UNE FEMME DE 78 ANS RETOURNE DANS SA MAISON APRES AVOIR VÉCU EN MAISON DE RETRAITE—SEULEMENT POUR TROUVER UN MANOIR AVEC LES SERRURES CHANGÉES À SA PLACE
Margaret avait quitté sa maison il y a de nombreuses années, persuadée qu’elle resterait toujours inchangée.
Mais lorsqu’elle revint à 78 ans, la petite maison avait laissé place à un vaste manoir, avec des portes verrouillées et un mystère enfoui à l’intérieur.

Assise près de la fenêtre de sa maison de retraite, Margaret se perdait souvent dans ses souvenirs de l’ancien jardin. Elle n’avait plus l’habitude de sortir, mais le jardin lui rappelait le foyer qu’elle avait quitté.
Ses enfants étaient partis depuis longtemps : sa fille avait pris son envol, et son fils avait fondé une famille sans jamais revenir.
Elle n’était plus vraiment préoccupée par les raisons de son départ. Un jour, une infirmière lui annonça qu’elle recevait une visite.
C’était David, son fils, après trois décennies. Il était devenu plus vieux, ses cheveux étaient grisonnants, mais elle le reconnut immédiatement.
Il s’excusa pour l’avoir abandonnée et lui confia sa propre peine : sa femme l’avait quitté, ce qui lui avait fait penser à elle.
Après cet épisode, David commença à la rendre visite régulièrement, apportant des fleurs, des livres, et passant du temps avec elle. Leurs échanges, autrefois maladroits, devinrent de plus en plus naturels.
Un jour, Margaret lui demanda à voir leur ancienne maison, mais David refusa, prétextant qu’elle n’était plus la même. Margaret ne comprenait pas, mais elle se jura de découvrir pourquoi.

Un après-midi, après le départ de David, Margaret décida de quitter la maison de retraite. Elle prit un bus pour retrouver son ancien quartier, ses mains tremblantes serrant son sac et sa monnaie.
Les rues avaient changé, mais elle suivit son instinct, qui la mena jusqu’à la maison qu’elle avait autrefois habitée. Quand elle arriva, elle constata que sa maison avait disparu.
À la place se dressait un imposant manoir, magnifique mais totalement inconnu. Elle tenta de glisser sa clé dans la serrure, mais elle ne correspondait pas. La panique la gagna, et elle appela le 911, expliquant que sa maison avait été volée.
Peu après, la police arriva, et David sortit du manoir, révélant qu’il avait reconstruit la maison. «J’ai gardé les fondations, mais j’ai élargi et renforcé la structure», expliqua-t-il.
Il avait planté les fleurs qu’elle adorait dans le jardin. David avait voulu lui faire une surprise, et son regret était palpable.
La colère de Margaret se dissipa en observant la maison, changée mais toujours pleine de souvenirs. «Je pensais que tu m’avais oubliée», murmura-t-elle.

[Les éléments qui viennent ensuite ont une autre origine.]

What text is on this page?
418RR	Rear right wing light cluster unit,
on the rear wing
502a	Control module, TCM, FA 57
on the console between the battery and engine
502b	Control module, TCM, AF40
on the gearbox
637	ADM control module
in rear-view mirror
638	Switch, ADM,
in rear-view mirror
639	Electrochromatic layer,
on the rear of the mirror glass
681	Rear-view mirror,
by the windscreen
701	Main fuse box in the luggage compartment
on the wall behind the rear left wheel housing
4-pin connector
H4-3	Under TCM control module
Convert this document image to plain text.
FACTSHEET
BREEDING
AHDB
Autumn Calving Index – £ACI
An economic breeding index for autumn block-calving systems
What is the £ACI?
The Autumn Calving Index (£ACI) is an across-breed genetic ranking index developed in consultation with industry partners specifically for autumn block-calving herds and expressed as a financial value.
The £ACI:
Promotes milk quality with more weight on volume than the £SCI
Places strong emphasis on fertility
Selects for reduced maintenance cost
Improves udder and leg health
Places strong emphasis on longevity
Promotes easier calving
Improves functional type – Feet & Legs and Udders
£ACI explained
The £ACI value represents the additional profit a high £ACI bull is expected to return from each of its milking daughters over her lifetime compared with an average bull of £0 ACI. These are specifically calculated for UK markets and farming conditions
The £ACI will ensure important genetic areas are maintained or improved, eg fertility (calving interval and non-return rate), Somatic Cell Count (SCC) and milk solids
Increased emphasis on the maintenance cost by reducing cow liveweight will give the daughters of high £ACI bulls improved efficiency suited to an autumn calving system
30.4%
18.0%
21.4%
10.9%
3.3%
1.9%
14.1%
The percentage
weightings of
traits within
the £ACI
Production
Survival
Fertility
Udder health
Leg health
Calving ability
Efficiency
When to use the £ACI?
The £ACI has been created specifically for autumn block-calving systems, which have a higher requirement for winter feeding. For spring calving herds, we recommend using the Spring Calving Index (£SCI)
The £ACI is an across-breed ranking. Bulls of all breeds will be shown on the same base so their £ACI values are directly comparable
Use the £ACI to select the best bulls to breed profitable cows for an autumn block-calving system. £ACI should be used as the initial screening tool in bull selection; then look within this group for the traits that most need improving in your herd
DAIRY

David secoua la tête. «Je ne t’ai jamais oubliée. Je ne savais simplement pas comment revenir.» Il jeta un regard vers la maison. «Mais je voulais te donner ça. Notre maison.»
Il marqua une pause. «Reviens, maman. Vis ici. Tu n’as plus besoin de rester dans cette maison de retraite.» Margaret regarda la maison.
Les murs étaient neufs, mais l’essence de son ancien foyer demeurait. Le porche familier, les fenêtres, le jardin – des roses, des marguerites, de la lavande et des lilas – tout ce qu’elle aimait, épanoui sous le soleil.
Des larmes montèrent à ses yeux. «Tu as fait tout ça pour moi ?» David acquiesça. «Je voulais que tu aies tout ce que tu avais toujours rêvé.»
«Je suppose que je devrais voir l’intérieur», dit-elle. Le visage de David s’illumina. «Je vais nous préparer du thé.»
Plus tard, ils se retrouvèrent sur le porche, chacun tenant une tasse fumante. L’air était empli du parfum des fleurs, et pour la première fois depuis des années, Margaret se sentit chez elle.
«Es-tu heureuse, maman ?» demanda David. «Oui», répondit-elle doucement. «Je le suis.»